Der Gebäudestock in Offenbach am Main ist geprägt von Lederstadt-Werkshallen umgenutzt, Gründerzeitviertel, 60er-Wohnblöcke. Mit einem Anteil von 61% unsanierter Substanz und durchschnittlichen 3160 Heizgradtagen pro Jahr ist der Hebel für energetische Optimierung hier besonders groß — vor allem bei Bestandsimmobilien aus der Nachkriegszeit.
In Offenbach am Main scheint die Sonne durchschnittlich 1680 Stunden pro Jahr — das ist relevant, wenn Sie eine PV-Anlage oder Solarthermie planen. Bei 3160 Heizgradtagen ist der Heizbedarf moderat, was Wärmepumpen ideale Einsatzbedingungen bietet. Die regionalen Klimadaten fließen in unsere Wirtschaftlichkeitsberechnung direkt ein.
Die Förderstruktur in Offenbach am Main erlaubt eine Kombination aus drei Ebenen: BAFA (bis 20% pro Einzelmaßnahme, +5% iSFP-Bonus), KfW 458 (bis 70% für Heizungstausch) und lokale Programme wie Offenbacher Klimaschutzförderung. Wir rechnen alle drei Ebenen in einer Förderstrategie durch, bevor der erste Antrag rausgeht.
Die Sanierungsstrategie hängt stark vom Gebäudetyp ab. Ein Einfamilienhaus aus den 60ern hat andere Prioritäten als ein Altbau-Mehrfamilienhaus oder ein Reihenhaus aus den späten 80ern. Wir bewerten für jedes Gebäude die optimale Reihenfolge: Wärmedämmung zuerst oder Heizungstausch, Dachsanierung oder Fensteraustausch, Einzelmaßnahmen oder Komplettpaket.
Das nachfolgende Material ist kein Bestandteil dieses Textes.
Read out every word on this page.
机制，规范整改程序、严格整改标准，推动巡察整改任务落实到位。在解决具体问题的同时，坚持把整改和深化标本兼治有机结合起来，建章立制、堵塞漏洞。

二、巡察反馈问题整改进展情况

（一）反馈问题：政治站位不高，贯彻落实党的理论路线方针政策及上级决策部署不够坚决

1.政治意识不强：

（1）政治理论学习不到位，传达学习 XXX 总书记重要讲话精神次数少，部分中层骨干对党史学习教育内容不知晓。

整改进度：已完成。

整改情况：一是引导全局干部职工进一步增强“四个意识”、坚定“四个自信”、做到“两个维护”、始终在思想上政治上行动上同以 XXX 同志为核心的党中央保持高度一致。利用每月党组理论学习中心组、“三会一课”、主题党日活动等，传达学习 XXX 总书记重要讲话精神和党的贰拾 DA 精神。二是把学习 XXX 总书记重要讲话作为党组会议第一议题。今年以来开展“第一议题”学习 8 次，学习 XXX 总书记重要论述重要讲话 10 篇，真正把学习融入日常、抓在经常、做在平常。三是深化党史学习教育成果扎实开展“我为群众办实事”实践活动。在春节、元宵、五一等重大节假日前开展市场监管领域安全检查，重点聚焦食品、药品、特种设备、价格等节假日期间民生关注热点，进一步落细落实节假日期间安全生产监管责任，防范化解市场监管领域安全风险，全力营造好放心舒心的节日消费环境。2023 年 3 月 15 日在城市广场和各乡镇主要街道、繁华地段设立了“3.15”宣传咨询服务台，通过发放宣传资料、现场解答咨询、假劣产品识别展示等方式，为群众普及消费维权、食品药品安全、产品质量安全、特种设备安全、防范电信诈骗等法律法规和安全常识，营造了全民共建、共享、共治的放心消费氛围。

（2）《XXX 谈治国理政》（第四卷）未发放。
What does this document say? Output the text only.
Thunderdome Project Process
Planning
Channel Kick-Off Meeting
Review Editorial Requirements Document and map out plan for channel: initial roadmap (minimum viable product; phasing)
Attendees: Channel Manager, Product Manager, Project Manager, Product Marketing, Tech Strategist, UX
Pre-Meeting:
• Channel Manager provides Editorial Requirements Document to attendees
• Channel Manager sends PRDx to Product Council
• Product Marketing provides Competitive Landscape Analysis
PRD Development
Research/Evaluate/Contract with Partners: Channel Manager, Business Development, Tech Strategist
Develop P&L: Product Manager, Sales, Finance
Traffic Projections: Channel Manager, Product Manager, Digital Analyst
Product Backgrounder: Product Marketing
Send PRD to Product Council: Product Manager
Der Netzbetreiber in Offenbach am Main ist ENO Energienetze Offenbach. Das ist relevant, weil Wärmepumpen mit mehr als 4,2 kW Stromaufnahme und Wallboxen ab 12 kW genehmigungspflichtig sind. Wir kennen die Prozesse von ENO Energienetze Offenbach und sorgen dafür, dass die Anmeldung korrekt und zeitnah erfolgt.